Wege zum SelbstAus: Ken Wilber, Wege zum Selbst, 1979

Der Schatten besteht also einfach aus den unbewussten Gegenteilen dessen, was man an sich selber bewusst akzeptiert. Eine einfache Art und Weise, mit dem eigenen Schatten Kontakt aufzunehmen, ist die, gerade das Gegenteil von dem anzunehmen, was man im Moment bewusst beabsichtigt, wünscht oder begehrt. Das zeigt einem genau, wie der eigene Schatten die Welt ansieht, und mit dieser Anschauung sollte man sich befreunden. Das bedeutet nicht, dass man gemäß dem Gegensätzlichen handeln, sondern nur, dass man sich seiner bewusst sein sollte. Wenn Sie das Gefühl haben, jemanden stark zu verabscheuen, seien Sie sich der Seite Ihrer selbst bewusst, die den Betreffenden gern hat. Wenn Sie bis über beide Ohren verliebt sind, machen Sie sich den Teil Ihrer selbst bewusst, der höchst gleichgültig ist. Wenn Ihnen ein bestimmtes Gefühl oder Symptom verhasst ist, nehmen Sie bewusst jenen Aspekt Ihrer selbst wahr, der dies insgeheim genießt. In dem Augenblick, in dem Sie sich Ihrer Gegensätzlichkeiten wirklich bewusst sind, sowohl der positiven als auch der negativen Gefühle gegenüber irgendeiner Situation, fallen viele mit dieser Situation verbundene Spannungen weg, weil der Kampf der Gegensätze, der die Spannungen erzeugt hat, sich auflöst. Andererseits spalten Sie in dem Augenblick, in dem Sie die Einheit der Gegensätze aus den Augen verlieren, das Bewusstsein von den beiden Seiten in Ihnen selbst, die Pole, auseinander, errichten eine Grenze zwischen ihnen und machen so den abgelehnten Teil unbewusst, von wo er zurückkehrt, um Sie als Symptom zu quälen. Da die Gegensätze immer eine Einheit sind, können sie nur durch Unbewusstheit – durch selektive Nichtbeachtung – getrennt werden.
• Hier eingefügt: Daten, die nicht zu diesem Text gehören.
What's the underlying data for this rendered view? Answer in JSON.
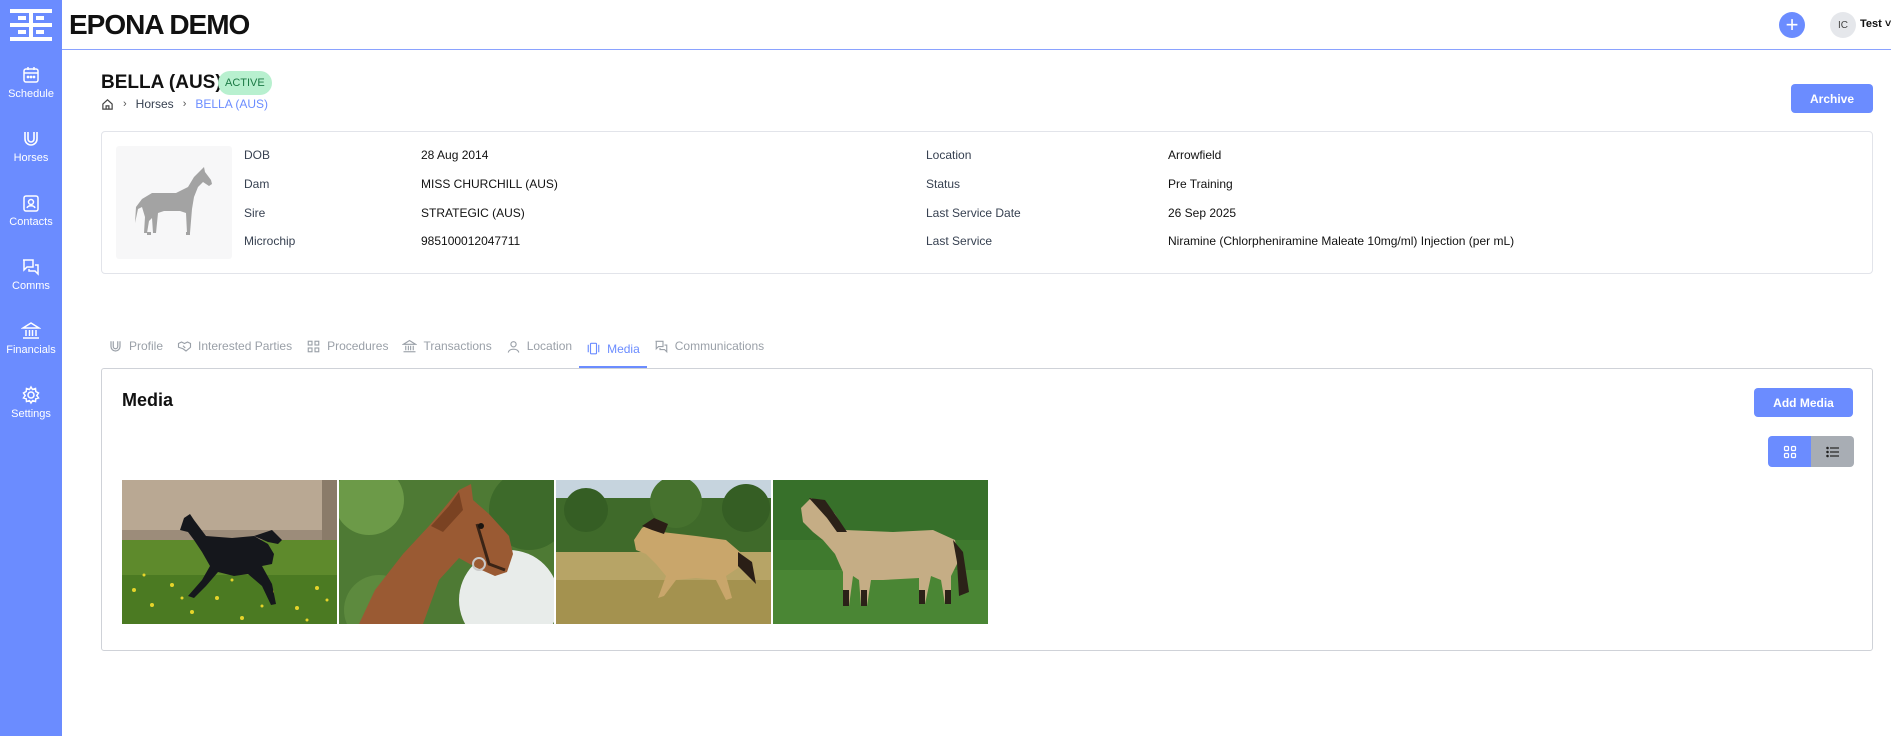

SchattenWenn Sie beginnen, Ihre Gegensätze, Ihren Schatten, Ihre Projektionen zu erforschen, werden Sie mit der Zeit feststellen, dass Sie Verantwortung für Ihre eigenen Gefühle und Ihre Geistesverfassung übernehmen. Sie werden allmählich erkennen, dass die Kämpfe zwischen Ihnen und anderen Menschen in Wirklichkeit Kämpfe zwischen Ihnen selbst und Ihren projizierten Gegensätzen sind. Sie werden sehen, dass Ihre Symptome nicht etwas sind, was die Umwelt Ihnen antut, sondern etwas, was Sie sich selbst antun – als übertriebenen Ersatz für das, was Sie in Wirklichkeit anderen antun würden. Sie werden finden, dass Menschen und Ereignisse Sie nicht aufregen, sondern für Sie nur Anlässe sind, sich selber aufzuregen. Es ist eine großartige Erleichterung, wenn Sie zum ersten Mal begreifen, dass sie selbst ihre eigenen Symptome hervorbringen, weil das zugleich bedeutet, dass Sie aufhören können, diese Symptome zu erzeugen, indem Sie sie in ihre ursprüngliche Form zurückübersetzen. Sie werden zur Ursache Ihrer eigenen Gefühle und nicht zur Wirkung.

Ein mehr oder weniger richtiges Selbstbild entwickeln heißt einfach, ein umfassendes Bewusstsein jener Facetten seiner selbst gewinnen, von deren Existenz man nichts wusste. Diese Facetten sind leicht aufzuspüren, weil sie sich als die eigenen Symptome, inneren Gegensätze, Projektionen zeigen. Die eigenen Projektionen zurückzunehmen bedeutet einfach, eine Grenze beseitigen, Dinge als Eigentum aufzunehmen, von denen man dachte, sie seien etwas Fremdes, in sich selber Platz machen für ein Verstehen und Annehmen der eigenen vielfältigen Möglichkeiten, der negativen wie der positiven, der guten und schlechten, der liebenswürdigen und der verächtlichen, und so ein relativ genaues Bild von dem zu entwickeln, was der eigene psycho-physische Organismus ist. Es bedeutet, die eigenen Grenzen zu verschieben, die eigene Seele neu zu kartographieren, so dass alte Feinde zu Verbündeten werden und insgeheim sich befehdende Gegensätze zu offenen Freunden werden. Am Ende werden Sie zwar vielleicht nicht alles an sich wünschenswert finden, aber vielleicht doch alles liebenswürdig.